The small city of Lieksa located in eastern Finland is a good example of how a community can regain lost ground in the fight against racism and xenophobia. This battle cannot be left to a few brave inhabitants but should become a top priority for the whole community.
Lieksa is a small city with 12,800 inhabitants and about 250 immigrants mostly from Somalia.
The law and its interpretation play crucial roles as we saw Thursday, when a court in Pohjois-Karjala sentenced a man from Lieksa for his comments on Facebook to 60 days imprisonment. Five other people from the same city were fined between 150 and 500 euros for taking part in the same Facebook group.
Charges against two others were dropped.
The Facebook group, called “Mamu keskustelu ilman sensuuria (Lieksa),” or “Immigrant debate without censorship (Lieksa),” was deactivated as well. This is good news and encouraging. It shows that racism can be challenged and beaten where it flourishes.

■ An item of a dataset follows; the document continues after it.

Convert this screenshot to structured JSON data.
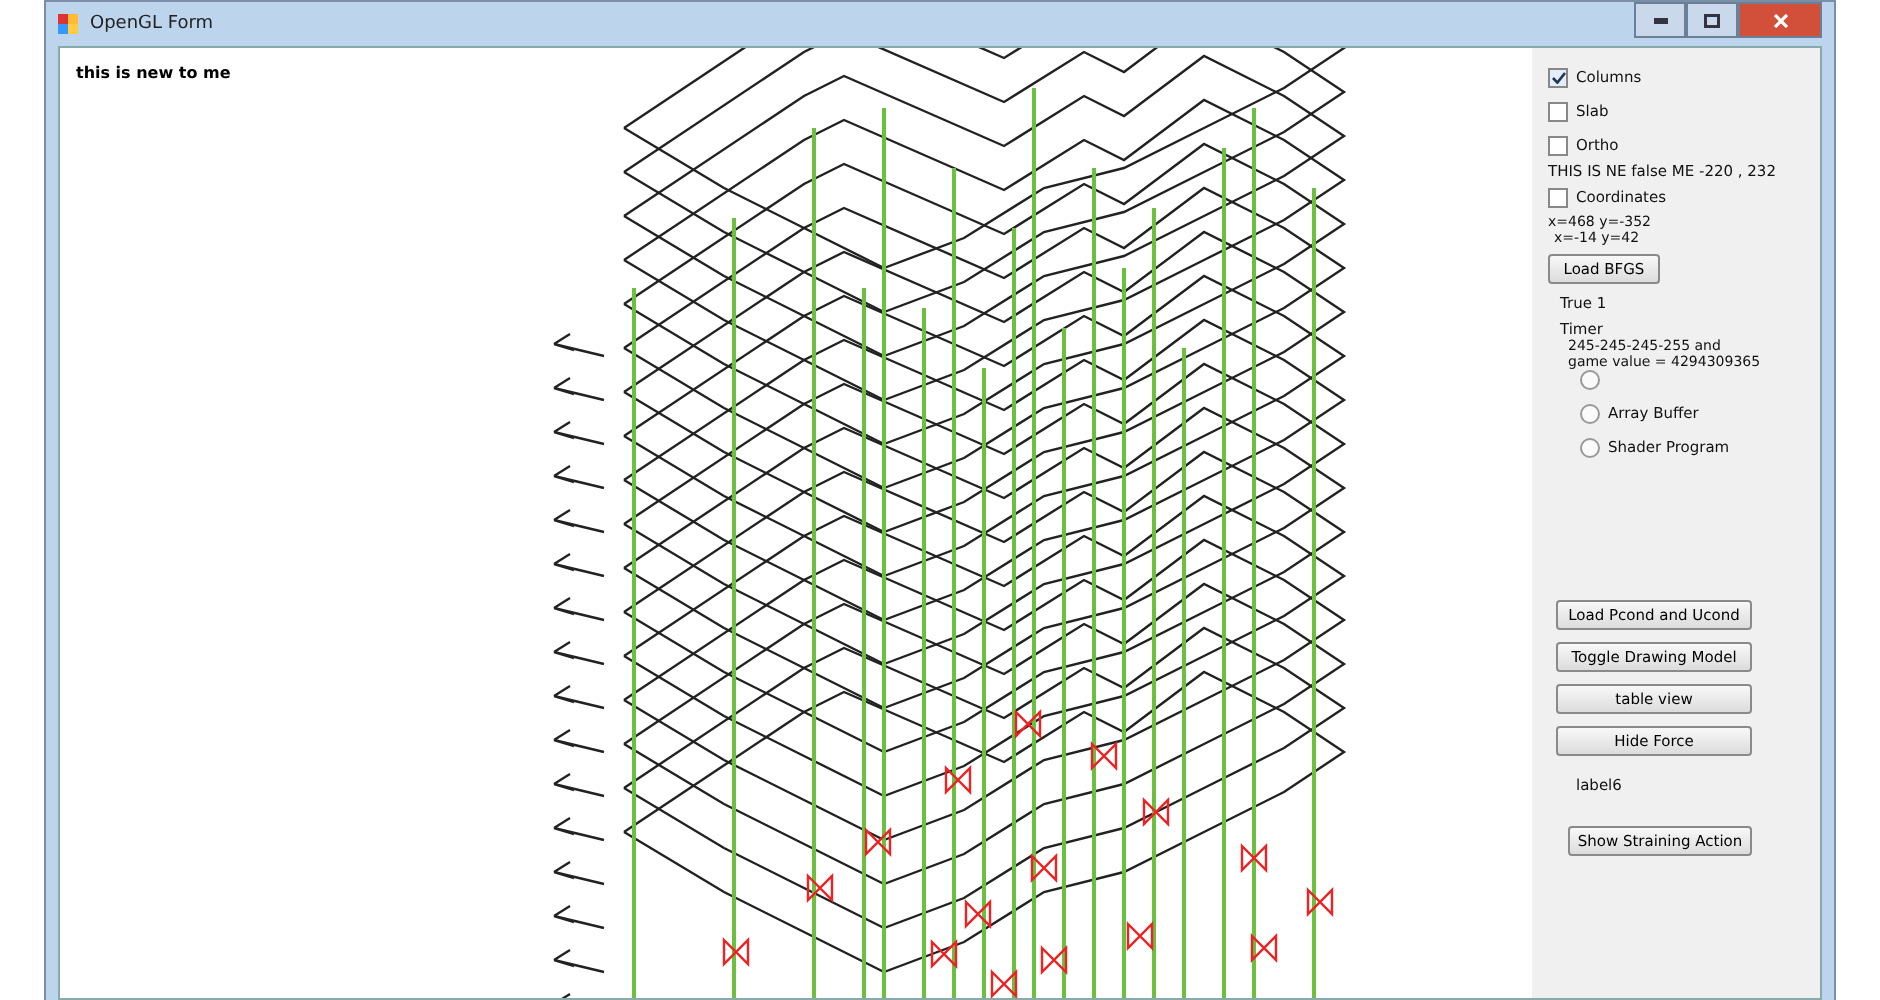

It demonstrates as well that those that spread racism sow the seeds of the destruction of their cause. Mamu keskustelu ilman sensuuria (Lieksa) was subsequently deactivated because a member of that groups had published without permission the bank statement of a Somali resident of Lieksa. The police are investigating the matter and the woman who made public the bank statement could be charged with invasion of privacy.
Those who claim that these type of discussion groups are not harmful to our society, immigrants and visible minorities should think twice. They are the social-media platforms where old hatreds survive to see another day and where new suspicions grow and impact people’s lives. They are the monkey wrenches thrown constantly in the gears of many immigrants’ integration process.
Prejudice, racism and all type of hatred that divide groups are extremely hazardous to a society’s health. It is costly as well for tax payers like you and I.